Today’s workforce is mobile and global—no longer tied to a specific desktop or even a desk in the corporate headquarters. That’s why forward-looking companies must build digital workspaces that enable employees to work anywhere, anytime, from any device.
And yet this new working landscape naturally causes concerns about data security. The expanded attack surface and increasing sophistication of threats means that IT leaders must shift away from traditional approaches—or combine old standbys with new approaches.
“Organizations need a holistic program that sets out a security strategy for the ‘new normal’ of the digital workspace and how people want to work,” says Christian Reilly, VP and CTO of Citrix.
Here are several key tactics to help companies ensure security as they design and build their digital workspaces.
Tactic #1: Understand user behavior
Employees now use multiple devices to do their work, and they’re logging in from multiple places such as home, coffee shops, and airports. It’s becoming increasingly difficult to track and secure all these devices everywhere they go.
“We’re seeing a significant shift toward understanding what users do, rather than trying to secure every conceivable device or component on the traditional network,” Reilly says. “If we know what the user does, then we can track all those transactions and access requests, for example, irrespective of the device or location.”
Reilly likens traditional security methods to the longest-ever game of cat and mouse between the good guys and the bad guys.
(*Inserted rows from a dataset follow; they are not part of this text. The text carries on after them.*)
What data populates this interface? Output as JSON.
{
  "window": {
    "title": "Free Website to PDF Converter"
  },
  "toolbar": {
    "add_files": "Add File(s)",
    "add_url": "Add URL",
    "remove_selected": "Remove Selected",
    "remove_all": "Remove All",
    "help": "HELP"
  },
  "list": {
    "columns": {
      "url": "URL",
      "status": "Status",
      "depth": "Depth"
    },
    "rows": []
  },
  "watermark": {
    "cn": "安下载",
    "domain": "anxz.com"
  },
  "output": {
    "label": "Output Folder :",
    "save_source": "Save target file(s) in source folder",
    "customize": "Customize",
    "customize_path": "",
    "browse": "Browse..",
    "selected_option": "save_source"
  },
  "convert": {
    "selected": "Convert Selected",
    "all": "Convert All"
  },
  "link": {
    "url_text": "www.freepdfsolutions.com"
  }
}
“That’s not to say we need to throw away everything we’ve done before,” he says. “But there are new methods, new ways of thinking, and new technologies available to help us concentrate on the user and therefore be more effective overall.”
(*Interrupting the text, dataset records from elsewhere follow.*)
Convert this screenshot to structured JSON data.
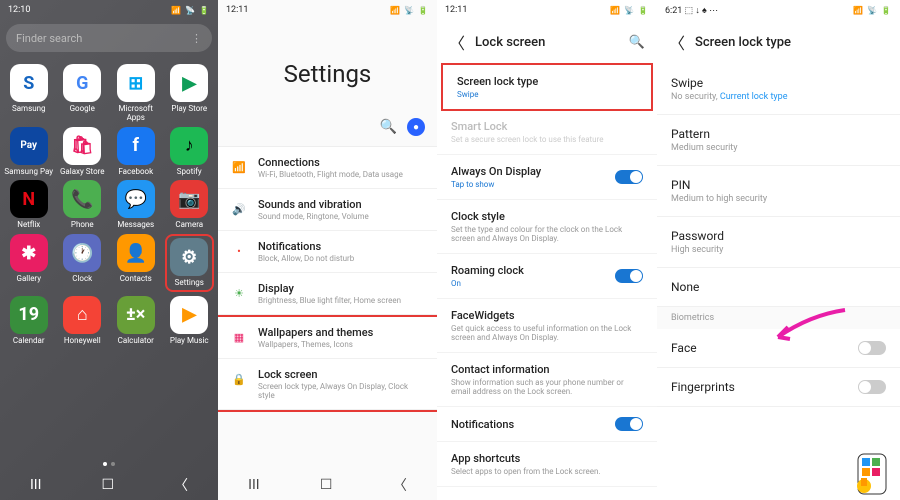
{
  "panel1": {
    "time": "12:10",
    "status_icons": "📶 📡 🔋",
    "search_placeholder": "Finder search",
    "apps": [
      {
        "label": "Samsung",
        "bg": "#fff",
        "fg": "#1565c0",
        "glyph": "S"
      },
      {
        "label": "Google",
        "bg": "#fff",
        "fg": "#4285f4",
        "glyph": "G"
      },
      {
        "label": "Microsoft Apps",
        "bg": "#fff",
        "fg": "#00a4ef",
        "glyph": "⊞"
      },
      {
        "label": "Play Store",
        "bg": "#fff",
        "fg": "#0f9d58",
        "glyph": "▶"
      },
      {
        "label": "Samsung Pay",
        "bg": "#0d47a1",
        "fg": "#fff",
        "glyph": "Pay"
      },
      {
        "label": "Galaxy Store",
        "bg": "#fff",
        "fg": "#e91e63",
        "glyph": "🛍"
      },
      {
        "label": "Facebook",
        "bg": "#1877f2",
        "fg": "#fff",
        "glyph": "f"
      },
      {
        "label": "Spotify",
        "bg": "#1db954",
        "fg": "#000",
        "glyph": "♪"
      },
      {
        "label": "Netflix",
        "bg": "#000",
        "fg": "#e50914",
        "glyph": "N"
      },
      {
        "label": "Phone",
        "bg": "#4caf50",
        "fg": "#fff",
        "glyph": "📞"
      },
      {
        "label": "Messages",
        "bg": "#2196f3",
        "fg": "#fff",
        "glyph": "💬"
      },
      {
        "label": "Camera",
        "bg": "#e53935",
        "fg": "#fff",
        "glyph": "📷"
      },
      {
        "label": "Gallery",
        "bg": "#e91e63",
        "fg": "#fff",
        "glyph": "✱"
      },
      {
        "label": "Clock",
        "bg": "#5c6bc0",
        "fg": "#fff",
        "glyph": "🕐"
      },
      {
        "label": "Contacts",
        "bg": "#ff9800",
        "fg": "#fff",
        "glyph": "👤"
      },
      {
        "label": "Settings",
        "bg": "#607d8b",
        "fg": "#fff",
        "glyph": "⚙",
        "highlight": true
      },
      {
        "label": "Calendar",
        "bg": "#388e3c",
        "fg": "#fff",
        "glyph": "19"
      },
      {
        "label": "Honeywell",
        "bg": "#f44336",
        "fg": "#fff",
        "glyph": "⌂"
      },
      {
        "label": "Calculator",
        "bg": "#689f38",
        "fg": "#fff",
        "glyph": "±×"
      },
      {
        "label": "Play Music",
        "bg": "#fff",
        "fg": "#ff9800",
        "glyph": "▶"
      }
    ]
  },
  "panel2": {
    "time": "12:11",
    "title": "Settings",
    "items": [
      {
        "title": "Connections",
        "sub": "Wi-Fi, Bluetooth, Flight mode, Data usage",
        "icon": "📶",
        "color": "#2196f3"
      },
      {
        "title": "Sounds and vibration",
        "sub": "Sound mode, Ringtone, Volume",
        "icon": "🔊",
        "color": "#ff9800"
      },
      {
        "title": "Notifications",
        "sub": "Block, Allow, Do not disturb",
        "icon": "•",
        "color": "#f44336"
      },
      {
        "title": "Display",
        "sub": "Brightness, Blue light filter, Home screen",
        "icon": "☀",
        "color": "#4caf50"
      },
      {
        "title": "Wallpapers and themes",
        "sub": "Wallpapers, Themes, Icons",
        "icon": "▦",
        "color": "#e91e63"
      },
      {
        "title": "Lock screen",
        "sub": "Screen lock type, Always On Display, Clock style",
        "icon": "🔒",
        "color": "#9c27b0"
      }
    ]
  },
  "panel3": {
    "time": "12:11",
    "header": "Lock screen",
    "items": [
      {
        "title": "Screen lock type",
        "sub": "Swipe",
        "subBlue": true,
        "box": true
      },
      {
        "title": "Smart Lock",
        "sub": "Set a secure screen lock to use this feature",
        "faded": true
      },
      {
        "title": "Always On Display",
        "sub": "Tap to show",
        "subBlue": true,
        "toggle": "on"
      },
      {
        "title": "Clock style",
        "sub": "Set the type and colour for the clock on the Lock screen and Always On Display."
      },
      {
        "title": "Roaming clock",
        "sub": "On",
        "subBlue": true,
        "toggle": "on"
      },
      {
        "title": "FaceWidgets",
        "sub": "Get quick access to useful information on the Lock screen and Always On Display."
      },
      {
        "title": "Contact information",
        "sub": "Show information such as your phone number or email address on the Lock screen."
      },
      {
        "title": "Notifications",
        "toggle": "on"
      },
      {
        "title": "App shortcuts",
        "sub": "Select apps to open from the Lock screen."
      }
    ]
  },
  "panel4": {
    "time": "6:21",
    "status_icons2": "⬚ ↓ ♠ ⋯",
    "header": "Screen lock type",
    "items": [
      {
        "title": "Swipe",
        "sub": "No security, ",
        "link": "Current lock type"
      },
      {
        "title": "Pattern",
        "sub": "Medium security"
      },
      {
        "title": "PIN",
        "sub": "Medium to high security"
      },
      {
        "title": "Password",
        "sub": "High security"
      },
      {
        "title": "None"
      }
    ],
    "biometrics_label": "Biometrics",
    "biometrics": [
      {
        "title": "Face"
      },
      {
        "title": "Fingerprints"
      }
    ]
  }
}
Tactic #2: Seriously commit to continuing education
Humans make mistakes. Workers will accidentally download an attachment they shouldn’t or click what looks like a viable email link containing a virus. That’s why it’s important to continually educate users about security issues.
“The organizations that are best at addressing this issue are constantly doing internal testing, fire drills, simulated attacks—all done deliberately to see the human response,” Reilly says. “They are absolutely and utterly committed to continuous education on security.”
And it’s not just about testing for user responses. IT and security professionals must follow up with workers to explain and educate them about potential scenarios. “It’s important to get people to understand that there’s no difference between corporate and personal data, that it’s important to protect both,” Reilly says.
Tactic #3: Become a security enabler
The digital workspace gives CIOs and CSOs the opportunity to empower line-of-business (LOB) executives to help eliminate the security bottleneck.
“We’re increasingly seeing demand for delegated administration in the digital workspace,” Reilly says. “That means IT can empower lines of business—whether that’s a supervisor, a line-of-business expert, or the head of HR—to provide the right access to people within the context of that department.”
This is a win-win for both parties: while business departments gain identity and access control, “IT retains overall visibility for a 360-degree view of the user and the digital workspace,” Reilly says.
Adaptable, flexible, secure
The challenges of battling cyberthreats aren’t going to end—or get any simpler. By focusing on key security tactics in the digital workspace, organizations can enable employees to get their work done in a secure manner while also giving them the flexibility they need.
“The whole purpose of the digital workspace is to make it intelligent and adaptive to drive individual productivity and to make security paramount yet invisible,” Reilly says.